Senin, 22 Juni 2015

KEGAGALAN YANG MERUSAK KREDIBILITAS

KEGAGALAN YANG MERUSAK KREDIBILITAS
1 Samuel 2:11-36

 
 
Bapak/ ibu yang kekasih dalam Tuhan,
Kehadiran seorang anak dalam rumah tangga kita adalah sebuah karunia Tuhan yang membahagiakan. Saat kita lelah seharian bekerja, kelucuan dan keluguan dari anak kita yang masih kecil seakan-akan melenyapkan rasa capek dan lelah itu. Saudara, itu adalah bagian dari hal-hal yang menyenangkan dari memiliki anak.
Tetapi kalau kita lebih jauh lagi menatap ke masa depan anak tersebut, kita bisa bayangkan pastinya akan lebih banyak lagi kengerian yang muncul dari anak-anak kita jika kita salah dalam mendidik.
Saya sendiri saudara, saat menatap wajah anak-anak saya yang masih kecil itu, terkadang terlintas dalam pikiran saya, kira-kira jika anak-anak saya sudah menjadi besar, bakal jadi seperti apa anak-anak saya?
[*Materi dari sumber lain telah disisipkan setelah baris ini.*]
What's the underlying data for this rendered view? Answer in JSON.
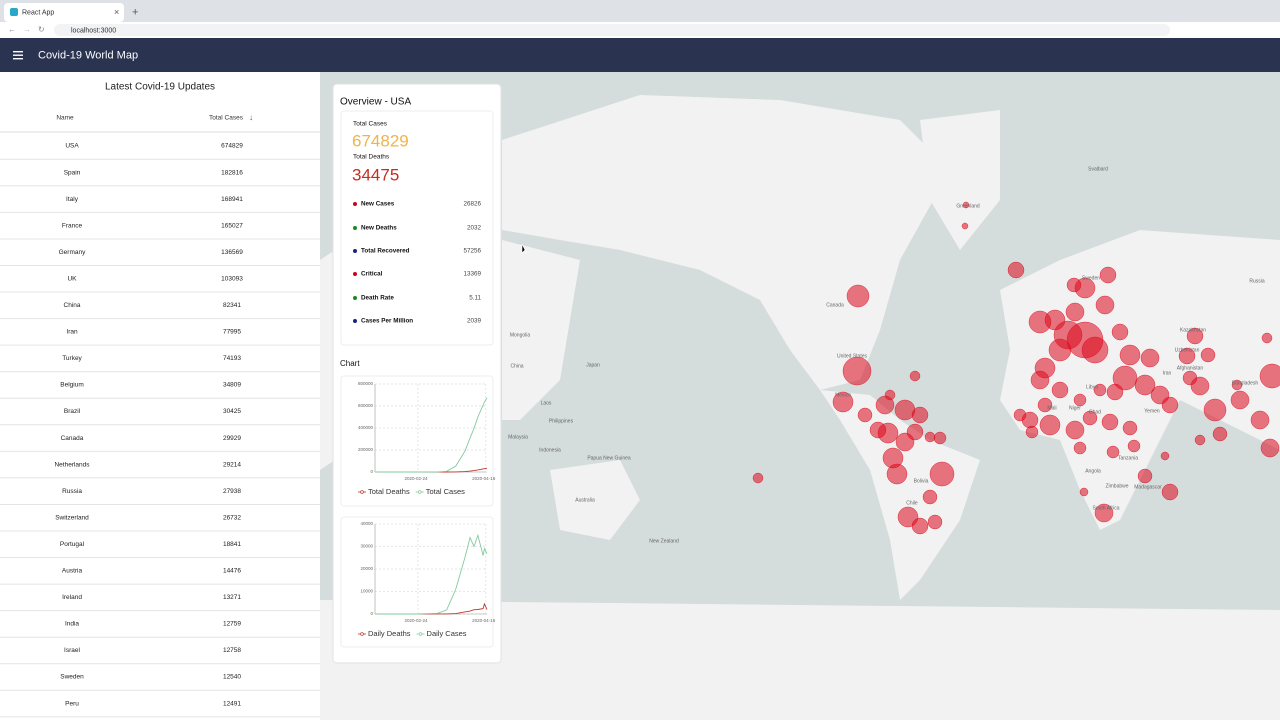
{
  "browser": {
    "tab_title": "React App",
    "url": "localhost:3000"
  },
  "app_bar": {
    "title": "Covid-19 World Map"
  },
  "table": {
    "title": "Latest Covid-19 Updates",
    "columns": [
      "Name",
      "Total Cases"
    ],
    "rows": [
      [
        "USA",
        674829
      ],
      [
        "Spain",
        182816
      ],
      [
        "Italy",
        168941
      ],
      [
        "France",
        165027
      ],
      [
        "Germany",
        136569
      ],
      [
        "UK",
        103093
      ],
      [
        "China",
        82341
      ],
      [
        "Iran",
        77995
      ],
      [
        "Turkey",
        74193
      ],
      [
        "Belgium",
        34809
      ],
      [
        "Brazil",
        30425
      ],
      [
        "Canada",
        29929
      ],
      [
        "Netherlands",
        29214
      ],
      [
        "Russia",
        27938
      ],
      [
        "Switzerland",
        26732
      ],
      [
        "Portugal",
        18841
      ],
      [
        "Austria",
        14476
      ],
      [
        "Ireland",
        13271
      ],
      [
        "India",
        12759
      ],
      [
        "Israel",
        12758
      ],
      [
        "Sweden",
        12540
      ],
      [
        "Peru",
        12491
      ]
    ]
  },
  "overview": {
    "title": "Overview - USA",
    "total_cases_label": "Total Cases",
    "total_cases": 674829,
    "total_deaths_label": "Total Deaths",
    "total_deaths": 34475,
    "stats": [
      {
        "label": "New Cases",
        "value": 26826,
        "color": "#d0021b"
      },
      {
        "label": "New Deaths",
        "value": 2032,
        "color": "#1a8a1a"
      },
      {
        "label": "Total Recovered",
        "value": 57256,
        "color": "#1a237e"
      },
      {
        "label": "Critical",
        "value": 13369,
        "color": "#d0021b"
      },
      {
        "label": "Death Rate",
        "value": 5.11,
        "color": "#1a8a1a"
      },
      {
        "label": "Cases Per Million",
        "value": 2039,
        "color": "#1a237e"
      }
    ]
  },
  "chart_section": {
    "title": "Chart"
  },
  "charts": [
    {
      "type": "line",
      "x": [
        "2020-01-22",
        "2020-02-24",
        "2020-03-10",
        "2020-03-17",
        "2020-03-24",
        "2020-03-31",
        "2020-04-04",
        "2020-04-07",
        "2020-04-10",
        "2020-04-14",
        "2020-04-15",
        "2020-04-17"
      ],
      "xlim": [
        "2020-01-22",
        "2020-04-17"
      ],
      "xticks": [
        "2020-02-24",
        "2020-04-16"
      ],
      "ylim": [
        0,
        800000
      ],
      "yticks": [
        0,
        200000,
        400000,
        600000,
        800000
      ],
      "grid": true,
      "series": [
        {
          "name": "Total Deaths",
          "color": "#c0392b",
          "values": [
            0,
            0,
            30,
            100,
            700,
            4000,
            8500,
            13000,
            18500,
            28000,
            30500,
            34475
          ]
        },
        {
          "name": "Total Cases",
          "color": "#82ca9d",
          "values": [
            1,
            51,
            1000,
            6400,
            53000,
            188000,
            310000,
            396000,
            500000,
            607000,
            636000,
            674829
          ]
        }
      ]
    },
    {
      "type": "line",
      "x": [
        "2020-01-22",
        "2020-02-24",
        "2020-03-10",
        "2020-03-17",
        "2020-03-24",
        "2020-03-31",
        "2020-04-04",
        "2020-04-07",
        "2020-04-10",
        "2020-04-14",
        "2020-04-15",
        "2020-04-17"
      ],
      "xlim": [
        "2020-01-22",
        "2020-04-17"
      ],
      "xticks": [
        "2020-02-24",
        "2020-04-16"
      ],
      "ylim": [
        0,
        40000
      ],
      "yticks": [
        0,
        10000,
        20000,
        30000,
        40000
      ],
      "grid": true,
      "series": [
        {
          "name": "Daily Deaths",
          "color": "#c0392b",
          "values": [
            0,
            0,
            10,
            30,
            200,
            900,
            1300,
            1900,
            2000,
            2400,
            4500,
            2032
          ]
        },
        {
          "name": "Daily Cases",
          "color": "#82ca9d",
          "values": [
            0,
            0,
            300,
            1800,
            11000,
            25000,
            34000,
            30000,
            35000,
            26000,
            29000,
            26826
          ]
        }
      ]
    }
  ],
  "map": {
    "labels": [
      "Greenland",
      "Svalbard",
      "Canada",
      "United States",
      "Mexico",
      "Mongolia",
      "China",
      "Japan",
      "Laos",
      "Philippines",
      "Malaysia",
      "Indonesia",
      "Papua New Guinea",
      "Australia",
      "New Zealand",
      "Bolivia",
      "Chile",
      "Sweden",
      "Russia",
      "Kazakhstan",
      "Libya",
      "Mali",
      "Niger",
      "Chad",
      "Iran",
      "Yemen",
      "Angola",
      "Tanzania",
      "Zimbabwe",
      "Madagascar",
      "South Africa",
      "Afghanistan",
      "Uzbekistan",
      "Bangladesh"
    ]
  }
}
Saudara saya tidak sedang berbicara tentang cita-cita mereka. Sebagai orang tua, kita juga tidak bisa menjamin, anak-anak kita bakal menjadi seperti apa. Tetapi paling tidak saudara, kita harus memulai mengajarkan sesuatu yang bermanfaat, sesuatu yang “yang baik, yang berkenan kepada Allah dan yang sempurna” (Roma 12:2).
Karena itu saudara, yang ingin saya katakan adalah apa yang kita tabur hari ini terhadap pendidikan anak-anak kita saudara, pastinya akan membawa dampak pada kehidupan mereka di masa depan. Karena itu jika kita mendapati sebuah kegagalan dalam pembentukan anak-anak, pastinya tidak dapat lepas dari apa yang ditaburnya terdahulu.
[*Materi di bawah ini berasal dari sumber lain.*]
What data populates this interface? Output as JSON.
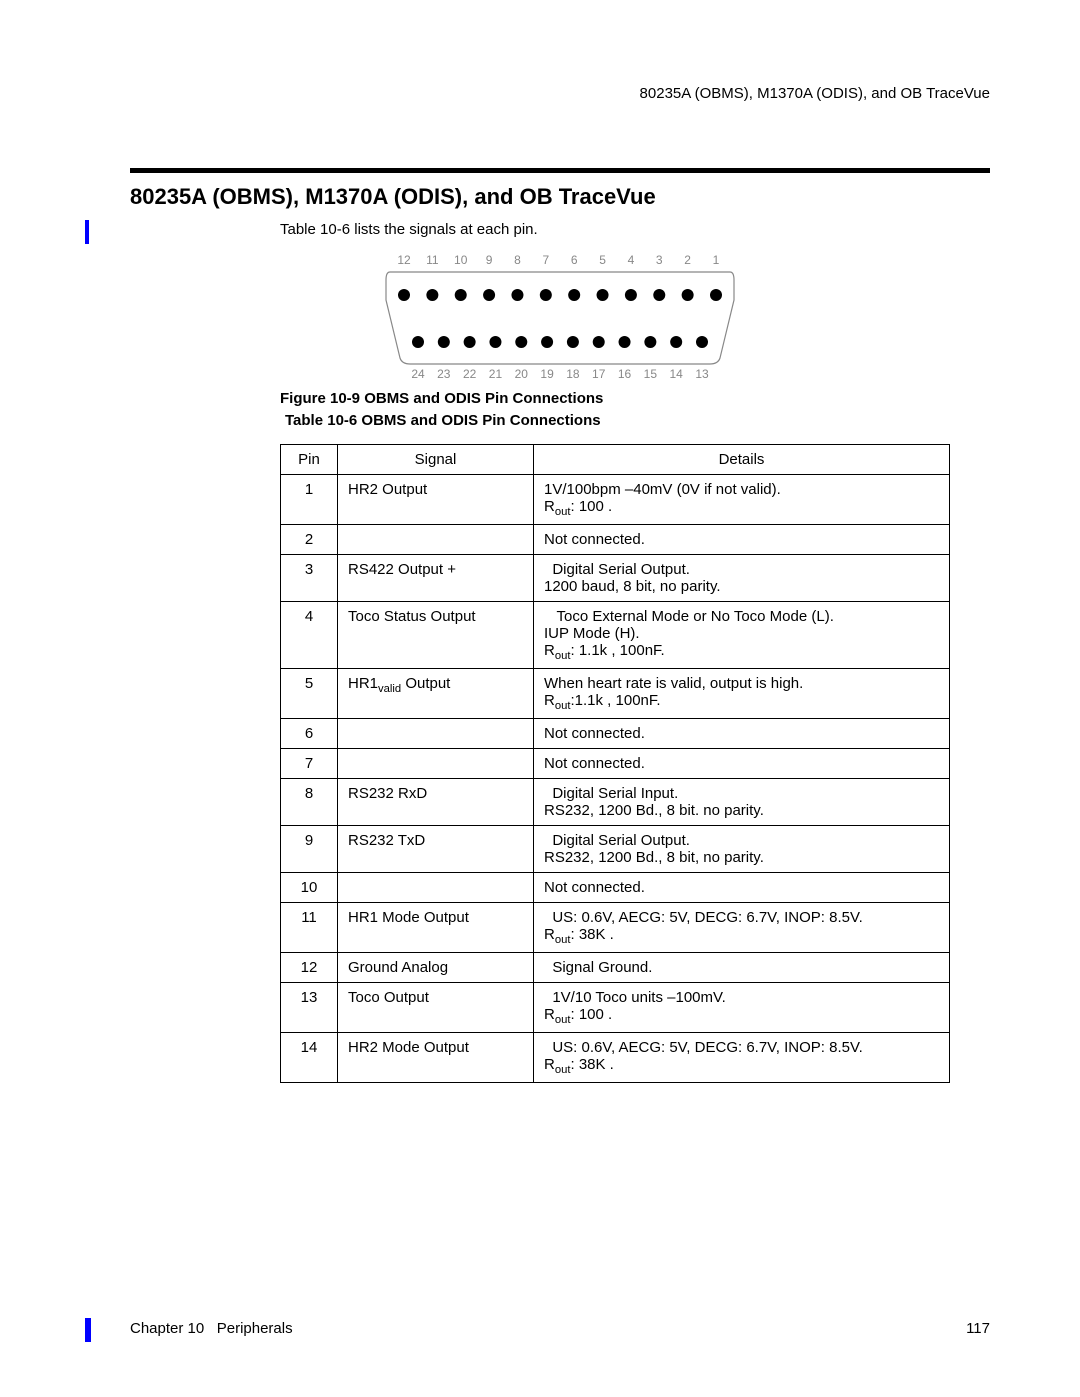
{
  "header": {
    "running_title": "80235A (OBMS), M1370A (ODIS), and OB TraceVue"
  },
  "section": {
    "title": "80235A (OBMS), M1370A (ODIS), and OB TraceVue",
    "intro_prefix": "Table 10-6",
    "intro_rest": " lists the signals at each pin."
  },
  "figure": {
    "caption": "Figure 10-9 OBMS and ODIS Pin Connections",
    "top_pins": [
      "12",
      "11",
      "10",
      "9",
      "8",
      "7",
      "6",
      "5",
      "4",
      "3",
      "2",
      "1"
    ],
    "bottom_pins": [
      "24",
      "23",
      "22",
      "21",
      "20",
      "19",
      "18",
      "17",
      "16",
      "15",
      "14",
      "13"
    ],
    "pin_color": "#000000",
    "label_color": "#888888",
    "outline_color": "#888888"
  },
  "table": {
    "caption": "Table 10-6 OBMS and ODIS Pin Connections",
    "columns": [
      "Pin",
      "Signal",
      "Details"
    ],
    "rows": [
      {
        "pin": "1",
        "signal": "HR2 Output",
        "details": "1V/100bpm –40mV (0V if not valid).<br>R<sub>out</sub>: 100 ."
      },
      {
        "pin": "2",
        "signal": "",
        "details": "Not connected."
      },
      {
        "pin": "3",
        "signal": "RS422 Output +",
        "details": "&nbsp;&nbsp;Digital Serial Output.<br>1200 baud, 8 bit, no parity."
      },
      {
        "pin": "4",
        "signal": "Toco Status Output",
        "details": "&nbsp;&nbsp;&nbsp;Toco External Mode or No Toco Mode (L).<br>IUP Mode (H).<br>R<sub>out</sub>: 1.1k , 100nF."
      },
      {
        "pin": "5",
        "signal": "HR1<sub>valid</sub> Output",
        "details": "When heart rate is valid, output is high.<br>R<sub>out</sub>:1.1k , 100nF."
      },
      {
        "pin": "6",
        "signal": "",
        "details": "Not connected."
      },
      {
        "pin": "7",
        "signal": "",
        "details": "Not connected."
      },
      {
        "pin": "8",
        "signal": "RS232 RxD",
        "details": "&nbsp;&nbsp;Digital Serial Input.<br>RS232, 1200 Bd., 8 bit. no parity."
      },
      {
        "pin": "9",
        "signal": "RS232 TxD",
        "details": "&nbsp;&nbsp;Digital Serial Output.<br>RS232, 1200 Bd., 8 bit, no parity."
      },
      {
        "pin": "10",
        "signal": "",
        "details": "Not connected."
      },
      {
        "pin": "11",
        "signal": "HR1 Mode Output",
        "details": "&nbsp;&nbsp;US: 0.6V, AECG: 5V, DECG: 6.7V, INOP: 8.5V.<br>R<sub>out</sub>: 38K ."
      },
      {
        "pin": "12",
        "signal": "Ground Analog",
        "details": "&nbsp;&nbsp;Signal Ground."
      },
      {
        "pin": "13",
        "signal": "Toco Output",
        "details": "&nbsp;&nbsp;1V/10 Toco units –100mV.<br>R<sub>out</sub>: 100 ."
      },
      {
        "pin": "14",
        "signal": "HR2 Mode Output",
        "details": "&nbsp;&nbsp;US: 0.6V, AECG: 5V, DECG: 6.7V, INOP: 8.5V.<br>R<sub>out</sub>: 38K ."
      }
    ]
  },
  "footer": {
    "chapter": "Chapter 10",
    "chapter_title": "Peripherals",
    "page_number": "117"
  }
}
Nyatanya saudara, kegagalan dalam mendidik anak-anak, bukan hanya menjadikan mereka  seorang pemberontak terhadap orangtua, terlebih lagi mereka bakal menjadi seorang yang tidak takut akan Tuhan.
Bapak/ ibu yang kekasih dalam Tuhan,
Saya percaya tidak ada diantara kita yang menghendaki anak-anak kita menjadi seorang pemberontak apalagi seorang yang tidak takut Tuhan. Sebab jika anak-anak itu besar menjadi seorang yang suka memberontak, sebenarnya kita sedang mencetak anak yang kelak akan membuat malu nama baik kita sendiri, dan terlebih lagi mempermalukan nama Tuhan. Karena itu perlu ada disiplin yang baik dalam setiap keluarga.
Saudara, mendidik berhubungan dengan disiplin. Mendidik berarti ”mengajar atau mengatakan, menunjukkan atau memperlihatkan, menuntun seseorang melalui suatu proses dimana di dalamnya orang itu dilatih.”
Firman Tuhan dalam Amsal 13:24 berkata, "Siapa tidak menggunakan tongkat, benci kepada anaknya; tetapi siapa mengasihi anaknya, menghajar dia pada waktunya"
Mengapa perlu adanya disiplin? Sebab disiplin membuktikan kasih kita terhadap anak-anak kita. Anak-anak yang memahami karakter dan sifat ayah mereka, tidak akan membenci disiplin yang ditegakkan oleh ayah mereka. Justru Ayah yang memilih untuk tidak menegakkan disiplin, dan membiarkan anaknya membuat pilihannya sendiri, hanya menunjukkan ketidakpedulianya terhadap kesejahteraan dan masa depan anaknya. Jadi saudara, tidak mendisiplin anak-anak berarti Anda membenci mereka. Sebaliknya jika Anda mencintai mereka, Anda akan segera mendisiplin mereka.
Pertanyaannya, berapa lama kita harus menggunakan tongkat untuk mendisiplin anak-anak? Jawabannya adalah selama mungkin mereka memerlukannya. Karena itu saudara, dibutuhkan hikmat Tuhan dalam mendisplin anak. Dibutuhkan kepekaan untuk mengerti apa yang Tuhan mau kita kerjakan bagi anak-anak kita.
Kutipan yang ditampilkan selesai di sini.